The Ohio Wesleyan University Department of Athletics in coordination with the Student Wellness Center will go about three (3) different ways of meeting these NCAA requirements. Each way will require the student athlete to complete and sign the “Sickle Cell Trait Testing Agreement, Waiver, and Release of Claims” form (Appendix A, link below).
- A student-athlete will report to campus prior to the season beginning with a documentation of SCT status as provided by their home physician or when completed at birth. The student athlete will acknowledge this on their waiver form. This documentation will be kept in their medical file in the Athletic Training Room. If the student-athlete is a SCT carrier and they have not met with a Hematologist, they will be offered a meeting with a local Hematologist as described below (Education, Step 1). If they have already met with a Hematologist at home, the student-athlete can waive the local referral and the Department of Athletics will begin with Step 2 in the Education section below.
- A student-athlete will report to campus and choose to be tested for SCT as part of their Pre-Participation Examination. Due to a period of time being elapsed between the test being performed and results being returned, the student-athlete will need to undergo baseline education and sign a waiver.
- A student-athlete opts out of testing for SCT and receives baseline education and signs a waiver stating that they do not wish to be tested for SCT.
Education for Ohio Wesleyan University Student-Athlete with Sickle Cell Trait
If a student-athlete tests positive for SCT they will be required to go through the following steps:
- Step One – Referral to a Hematologist for initial consultation on what being a SCT carrier means and provide them the opportunity to ask questions about how it may affect their competitive and personal life with an expert in the area. A member of the Athletic Training staff will attend this appointment.

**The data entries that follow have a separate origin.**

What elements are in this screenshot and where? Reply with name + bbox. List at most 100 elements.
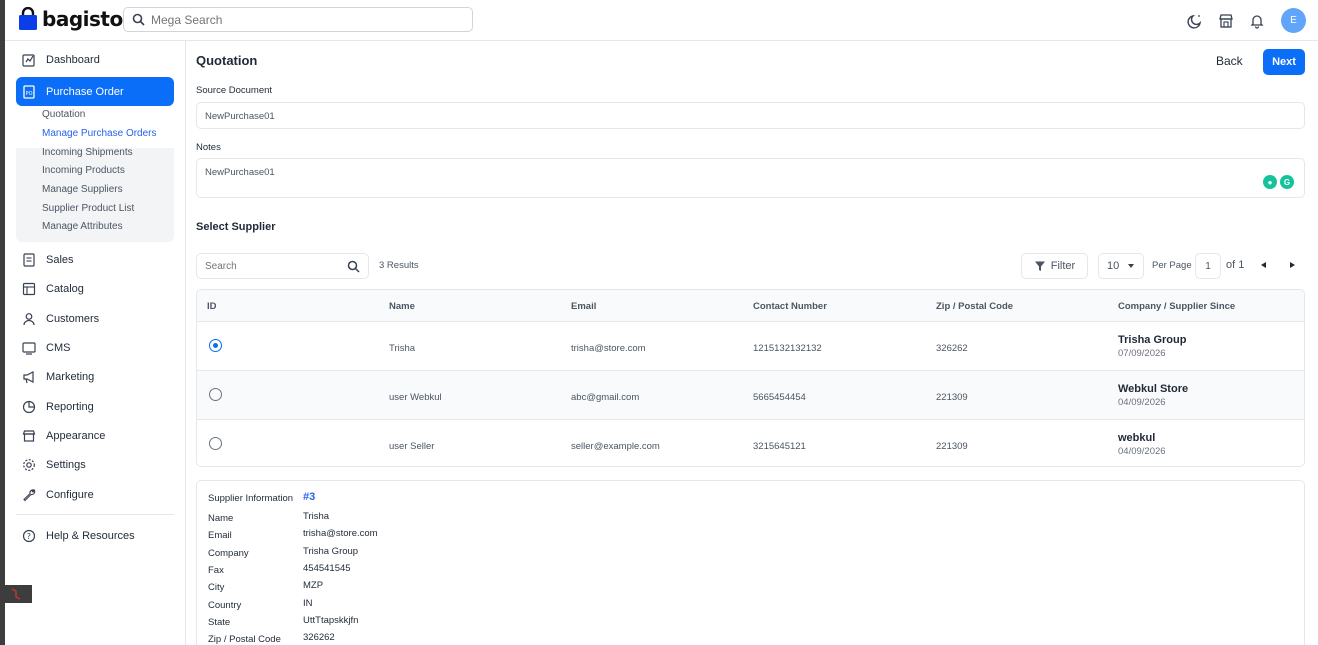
sidebar-item-label: Sales	[46, 253, 74, 266]
configure-icon	[21, 487, 37, 503]
supplier-id: #3	[303, 491, 316, 503]
sidebar-item-catalog[interactable]: Catalog	[16, 274, 174, 303]
sidebar-item-label: Reporting	[46, 400, 94, 413]
sidebar-item-label: Catalog	[46, 282, 84, 295]
per-page-label: Per Page	[1152, 260, 1192, 271]
sidebar-item-label: Configure	[46, 488, 94, 501]
supplier-since: 04/09/2026	[1118, 446, 1166, 457]
results-count: 3 Results	[379, 260, 419, 271]
row-company: Webkul Store 04/09/2026	[1118, 383, 1188, 408]
row-contact: 5665454454	[753, 392, 806, 403]
table-header: ID Name Email Contact Number Zip / Posta…	[197, 290, 1304, 322]
back-button[interactable]: Back	[1216, 54, 1243, 68]
sub-item-manage-attributes[interactable]: Manage Attributes	[42, 221, 123, 232]
main-content: Quotation Back Next Source Document NewP…	[186, 41, 1318, 645]
per-page-select[interactable]: 10	[1098, 253, 1144, 279]
row-company: Trisha Group 07/09/2026	[1118, 334, 1186, 359]
sub-item-quotation[interactable]: Quotation	[42, 109, 85, 120]
appearance-icon	[21, 428, 37, 444]
column-header-contact[interactable]: Contact Number	[753, 301, 827, 312]
grammarly-icon: G	[1280, 175, 1294, 189]
prev-page-icon[interactable]	[1261, 262, 1266, 268]
dark-mode-icon[interactable]	[1185, 11, 1204, 30]
sidebar-item-label: CMS	[46, 341, 71, 354]
info-value: IN	[303, 598, 313, 609]
chevron-down-icon	[1128, 264, 1135, 268]
row-name: user Webkul	[389, 392, 442, 403]
storefront-icon[interactable]	[1216, 11, 1235, 30]
next-button[interactable]: Next	[1263, 49, 1305, 75]
notes-value: NewPurchase01	[205, 167, 275, 178]
sidebar-item-customers[interactable]: Customers	[16, 304, 174, 333]
marketing-icon	[21, 369, 37, 385]
table-row[interactable]: user Webkul abc@gmail.com 5665454454 221…	[197, 371, 1304, 420]
sidebar-item-label: Help & Resources	[46, 529, 135, 542]
info-key: State	[208, 617, 231, 628]
bag-logo-icon	[19, 7, 37, 30]
column-header-company[interactable]: Company / Supplier Since	[1118, 301, 1235, 312]
sub-item-incoming-shipments[interactable]: Incoming Shipments	[42, 147, 133, 158]
row-zip: 221309	[936, 441, 968, 452]
sidebar-item-label: Customers	[46, 312, 100, 325]
sidebar-item-purchase-order[interactable]: PO Purchase Order	[16, 77, 174, 106]
sidebar-item-sales[interactable]: Sales	[16, 245, 174, 274]
grammarly-widget[interactable]: ● G	[1263, 175, 1294, 189]
sales-icon	[21, 252, 37, 268]
sidebar-item-help[interactable]: ? Help & Resources	[16, 521, 174, 550]
settings-icon	[21, 457, 37, 473]
row-company: webkul 04/09/2026	[1118, 432, 1166, 457]
user-avatar[interactable]: E	[1281, 8, 1306, 33]
table-row[interactable]: user Seller seller@example.com 321564512…	[197, 420, 1304, 466]
table-search-input[interactable]	[205, 260, 335, 272]
debugbar-icon[interactable]	[4, 585, 32, 603]
notification-bell-icon[interactable]	[1247, 11, 1266, 30]
page-number-input[interactable]: 1	[1195, 253, 1221, 279]
sidebar-item-appearance[interactable]: Appearance	[16, 421, 174, 450]
mega-search-box[interactable]	[123, 7, 473, 32]
supplier-information-card: Supplier Information #3 Name Trisha Emai…	[196, 480, 1305, 645]
sub-item-supplier-product-list[interactable]: Supplier Product List	[42, 203, 134, 214]
sidebar-item-label: Dashboard	[46, 53, 100, 66]
column-header-name[interactable]: Name	[389, 301, 415, 312]
supplier-since: 07/09/2026	[1118, 348, 1166, 359]
search-icon	[132, 13, 145, 26]
sidebar-item-dashboard[interactable]: Dashboard	[16, 45, 174, 74]
column-header-zip[interactable]: Zip / Postal Code	[936, 301, 1013, 312]
supplier-radio[interactable]	[209, 437, 222, 450]
column-header-id[interactable]: ID	[207, 301, 217, 312]
row-zip: 326262	[936, 343, 968, 354]
help-icon: ?	[21, 528, 37, 544]
table-row[interactable]: Trisha trisha@store.com 1215132132132 32…	[197, 322, 1304, 371]
column-header-email[interactable]: Email	[571, 301, 596, 312]
info-value: 326262	[303, 632, 335, 643]
sub-item-manage-purchase-orders[interactable]: Manage Purchase Orders	[42, 128, 157, 139]
svg-text:PO: PO	[26, 91, 33, 97]
per-page-value: 10	[1107, 260, 1120, 272]
reporting-icon	[21, 399, 37, 415]
sidebar-divider	[16, 514, 174, 515]
filter-button[interactable]: Filter	[1021, 253, 1088, 279]
sidebar-item-reporting[interactable]: Reporting	[16, 392, 174, 421]
info-key: Company	[208, 548, 249, 559]
sidebar-item-marketing[interactable]: Marketing	[16, 362, 174, 391]
sub-item-manage-suppliers[interactable]: Manage Suppliers	[42, 184, 123, 195]
supplier-radio-selected[interactable]	[209, 339, 222, 352]
brand-logo[interactable]: bagisto	[18, 7, 123, 31]
sidebar-item-configure[interactable]: Configure	[16, 480, 174, 509]
row-email: abc@gmail.com	[571, 392, 640, 403]
sub-item-incoming-products[interactable]: Incoming Products	[42, 165, 125, 176]
source-document-input[interactable]: NewPurchase01	[196, 102, 1305, 129]
sidebar-item-cms[interactable]: CMS	[16, 333, 174, 362]
next-page-icon[interactable]	[1290, 262, 1295, 268]
purchase-order-icon: PO	[21, 84, 37, 100]
info-value: MZP	[303, 580, 324, 591]
notes-textarea[interactable]: NewPurchase01 ● G	[196, 158, 1305, 198]
mega-search-input[interactable]	[151, 12, 451, 27]
table-search-box[interactable]	[196, 253, 369, 279]
supplier-info-title: Supplier Information	[208, 493, 294, 504]
supplier-radio[interactable]	[209, 388, 222, 401]
info-value: Trisha	[303, 511, 330, 522]
row-name: user Seller	[389, 441, 435, 452]
sidebar-item-settings[interactable]: Settings	[16, 450, 174, 479]
lightbulb-icon: ●	[1263, 175, 1277, 189]
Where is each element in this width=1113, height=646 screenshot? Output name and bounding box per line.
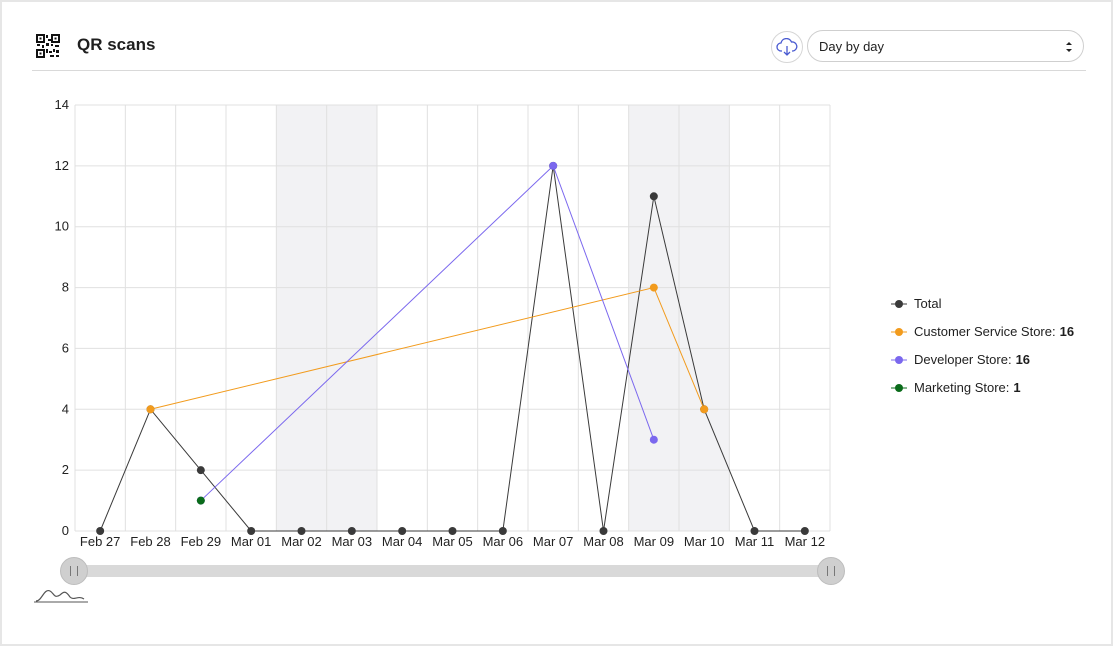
data-point bbox=[398, 527, 407, 535]
legend-item[interactable]: Marketing Store: 1 bbox=[890, 380, 1074, 408]
legend-label: Total bbox=[914, 296, 942, 311]
y-tick-label: 8 bbox=[62, 280, 69, 295]
slider-handle-left[interactable] bbox=[60, 557, 88, 585]
data-point bbox=[700, 405, 709, 414]
x-tick-label: Mar 07 bbox=[533, 534, 573, 549]
data-point bbox=[347, 527, 356, 535]
y-tick-label: 14 bbox=[55, 97, 69, 112]
legend-item[interactable]: Developer Store: 16 bbox=[890, 352, 1074, 380]
x-tick-label: Mar 05 bbox=[432, 534, 472, 549]
slider-track[interactable] bbox=[74, 565, 831, 577]
legend-item[interactable]: Customer Service Store: 16 bbox=[890, 324, 1074, 352]
date-range-slider[interactable] bbox=[60, 557, 845, 585]
x-tick-label: Feb 27 bbox=[80, 534, 120, 549]
data-point bbox=[649, 283, 658, 292]
data-point bbox=[196, 496, 205, 505]
data-point bbox=[549, 161, 558, 170]
data-point bbox=[599, 527, 608, 535]
x-tick-label: Mar 12 bbox=[785, 534, 825, 549]
data-point bbox=[247, 527, 256, 535]
legend-swatch-icon bbox=[891, 356, 907, 364]
legend-swatch-icon bbox=[891, 328, 907, 336]
y-tick-label: 2 bbox=[62, 462, 69, 477]
y-tick-label: 6 bbox=[62, 340, 69, 355]
data-point bbox=[96, 527, 105, 535]
legend-swatch-icon bbox=[891, 300, 907, 308]
x-tick-label: Feb 29 bbox=[181, 534, 221, 549]
legend-total: 16 bbox=[1015, 352, 1031, 367]
legend-label: Developer Store: bbox=[914, 352, 1012, 367]
y-tick-label: 12 bbox=[55, 158, 69, 173]
data-point bbox=[750, 527, 759, 535]
data-point bbox=[800, 527, 809, 535]
x-tick-label: Mar 01 bbox=[231, 534, 271, 549]
y-tick-label: 4 bbox=[62, 401, 69, 416]
data-point bbox=[196, 466, 205, 475]
y-tick-label: 0 bbox=[62, 523, 69, 538]
y-tick-label: 10 bbox=[55, 219, 69, 234]
legend-label: Customer Service Store: bbox=[914, 324, 1056, 339]
x-tick-label: Mar 06 bbox=[483, 534, 523, 549]
legend-total: 16 bbox=[1059, 324, 1075, 339]
mini-chart-preview-icon bbox=[34, 589, 88, 603]
data-point bbox=[146, 405, 155, 414]
legend-total: 1 bbox=[1013, 380, 1021, 395]
legend-label: Marketing Store: bbox=[914, 380, 1010, 395]
x-tick-label: Mar 04 bbox=[382, 534, 422, 549]
data-point bbox=[649, 435, 658, 444]
slider-handle-right[interactable] bbox=[817, 557, 845, 585]
data-point bbox=[297, 527, 306, 535]
x-tick-label: Mar 02 bbox=[281, 534, 321, 549]
data-point bbox=[448, 527, 457, 535]
x-tick-label: Mar 10 bbox=[684, 534, 724, 549]
chart-legend: Total Customer Service Store: 16 Developer… bbox=[890, 296, 1074, 408]
x-tick-label: Mar 03 bbox=[332, 534, 372, 549]
x-tick-label: Mar 11 bbox=[735, 534, 775, 549]
data-point bbox=[649, 192, 658, 201]
x-tick-label: Feb 28 bbox=[130, 534, 170, 549]
x-tick-label: Mar 08 bbox=[583, 534, 623, 549]
data-point bbox=[498, 527, 507, 535]
legend-item[interactable]: Total bbox=[890, 296, 1074, 324]
legend-swatch-icon bbox=[891, 384, 907, 392]
x-tick-label: Mar 09 bbox=[634, 534, 674, 549]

- Step Two – After the appointment with a Hematologist, there will be a meeting held on campus that will be for the student-athlete, Head Coach, AT staff member and Jason Diehl, Head Team Physician. This will provide an opportunity to set a plan for prevention, recognition, and treatment of a sickling episode.
- Step Three – If applicable, there could be a meeting with the Head Coach, AT staff member, and teammates about SCT and exertional sickling. This will provide an opportunity for all involved to set a plan for prevention, recognition, and treatment of a sickling episode, due to the fact that Head Coaches are not able to attend off-season conditioning or volunteer workouts.